| HN Mirror

Y	Hacker News new \| ask \| show \| jobs

by joshuamorton 2963 days ago

Oh cool, I've also done a presentation on bandit methods for early-undergrads (see: https://gtagency.github.io/2016/experimentation-with-no-ragr..., its missing speaker notes so it looks a bit strange, but that outlines the structure fairly well). It was also sort of an intro to the beta distribution and why you should love it, hence the focus on Thompson Sampling.

Some critiques:

- I feel like your justification/explanation for why this is useful is a bit lacking. Personally I find framing it in terms of regret-minimzation better than gain-maximization, even though in practice they're the same. I think it frames the situation in such a way where you go in knowing that you will have to pick non-optimal things some, so your job is to learn the underlying distributions as quickly as possible, instead of trying to pick the best things. Interestingly, I think thinking of it as gain-maximization leads you down an epsilon greedy path, whereas regret-minimzation leads you toward UCB1/Thompson Sampling better. Since you pivot to RL instead of just bandits, I can kind of understand it, but see my last point.

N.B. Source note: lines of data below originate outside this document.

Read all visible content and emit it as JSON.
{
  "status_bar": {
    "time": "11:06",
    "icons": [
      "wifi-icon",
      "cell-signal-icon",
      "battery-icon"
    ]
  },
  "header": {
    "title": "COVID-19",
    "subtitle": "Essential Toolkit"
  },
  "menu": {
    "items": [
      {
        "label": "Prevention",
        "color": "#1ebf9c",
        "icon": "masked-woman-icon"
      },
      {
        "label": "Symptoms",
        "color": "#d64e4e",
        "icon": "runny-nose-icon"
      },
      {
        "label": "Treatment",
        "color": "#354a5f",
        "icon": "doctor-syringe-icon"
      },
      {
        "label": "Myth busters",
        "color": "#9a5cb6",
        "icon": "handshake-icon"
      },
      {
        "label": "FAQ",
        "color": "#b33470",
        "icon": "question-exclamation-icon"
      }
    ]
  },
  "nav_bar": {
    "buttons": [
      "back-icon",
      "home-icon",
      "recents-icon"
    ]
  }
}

- As a general rule, I try to minimize math in undergrad-focused talks/documents. Even as someone who spends a lot of time explaining statistical concepts to people, my eyes glaze over when I see `q*(a) = E[Rt|At = a]`. Obviously you need some and this is just a personal thing. For the most part I actually think you do a decent job of explaining the equations you use. At least until the gradient bandit part :P Then it just feels like a textbook proof excerpt.

- Nit: You don't fully explain that epsilon-greedy is greedy, except epsilon of the time. That caught me up for a second.

- The last thing is that I feel like the motivation and difference between stationary and nonstationary reward distributions isn't well explained. Nonstationary rewards don't really "fit" the mental model behind k-armed bandits a lot of the time. I'm actually curious for a better motivation there, as I can't articulate one myself.

1 comments

oneraynyday 2963 days ago

Hey Joshua, thanks so much for the criticism. I do see your point towards epsilon greedy vs. regret minimization. I will add a section about that before presenting UCB1. I also will add more information in the epsilon-greedy strategy section, elaborating on what the epsilon is really for. I'm not 100% sure how to reframe the nonstationary reward situation, because I feel like that adds state dependent on t to the bandit scenario, which then feels more like MDP.

link

joshuamorton 2963 days ago

>because I feel like that adds state dependent on t to the bandit scenario, which then feels more like MDP.

Yeah this was sort of exactly the issue I was running into. I can't justify it to myself without essentially saying "this is just an MDP in disguise", which maybe is the right way to do it. I'm pretty sure you can define a k-armed bandit as an MDP on a single state, where each action corresponds to a machine, and all actions return you to the single state.

So maybe that is the right motivation. But reversing that "an MDP is just a k-armed bandit problem where sometimes playing a machine breaks it and forces you to play other machines, which can impact how quickly the casino fixes your first machine..." feels forced.

All that said, its a good article :)

link